Nasir Md, Baucom Brian Robert, Georgiou Panayiotis, Narayanan Shrikanth
Department of Electrical Engineering, University of Southern California, Los Angeles, United States of America.
Department of Psychology, University of Utah, Salt Lake City, Utah, United States of America.
PLoS One. 2017 Sep 21;12(9):e0185123. doi: 10.1371/journal.pone.0185123. eCollection 2017.

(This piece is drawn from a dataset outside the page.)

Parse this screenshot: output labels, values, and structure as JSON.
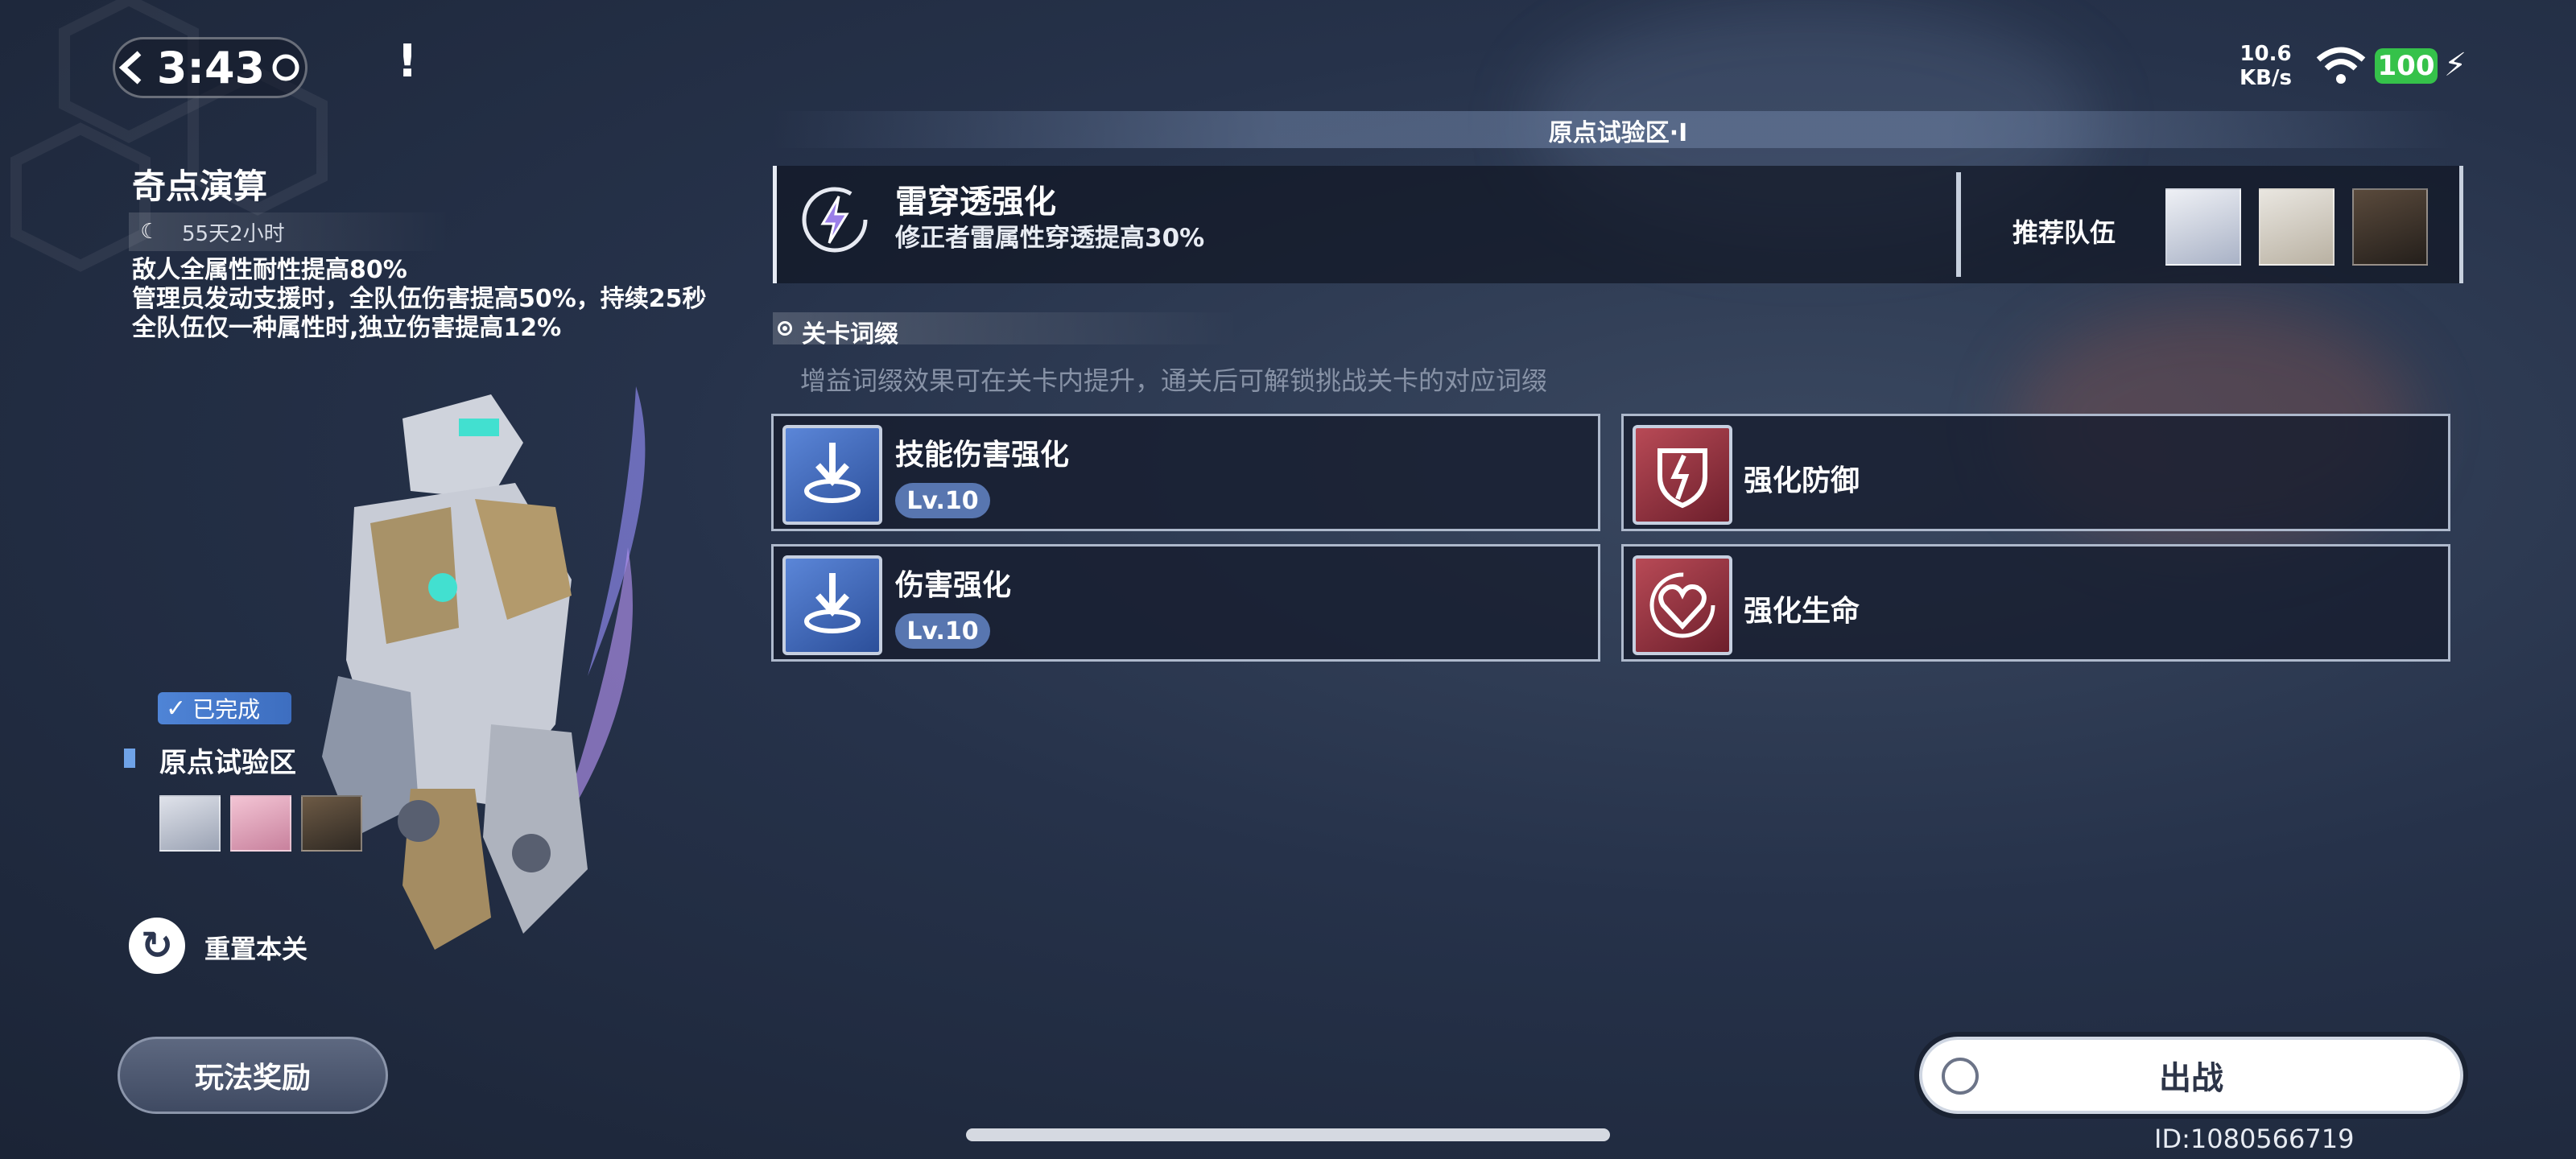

Automated assessment and prediction of marital outcome in couples therapy is a challenging task but promises to be a potentially useful tool for clinical psychologists. Computational approaches for inferring therapy outcomes using observable behavioral information obtained from conversations between spouses offer objective means for understanding relationship dynamics. In this work, we explore whether the acoustics of the spoken interactions of clinically distressed spouses provide information towards assessment of therapy outcomes. The therapy outcome prediction task in this work includes detecting whether there was a relationship improvement or not (posed as a binary classification) as well as discerning varying levels of improvement or decline in the relationship status (posed as a multiclass recognition task). We use each interlocutor's acoustic speech signal characteristics such as vocal intonation and intensity, both independently and in relation to one another, as cues for predicting the therapy outcome. We also compare prediction performance with one obtained via standardized behavioral codes characterizing the relationship dynamics provided by human experts as features for automated classification. Our experiments, using data from a longitudinal clinical study of couples in distressed relations, showed that predictions of relationship outcomes obtained directly from vocal acoustics are comparable or superior to those obtained using human-rated behavioral codes as prediction features. In addition, combining direct signal-derived features with manually coded behavioral features improved the prediction performance in most cases, indicating the complementarity of relevant information captured by humans and machine algorithms. Additionally, considering the vocal properties of the interlocutors in relation to one another, rather than in isolation, showed to be important for improving the automatic prediction. This finding supports the notion that behavioral outcome, like many other behavioral aspects, is closely related to the dynamics and mutual influence of the interlocutors during their interaction and their resulting behavioral patterns.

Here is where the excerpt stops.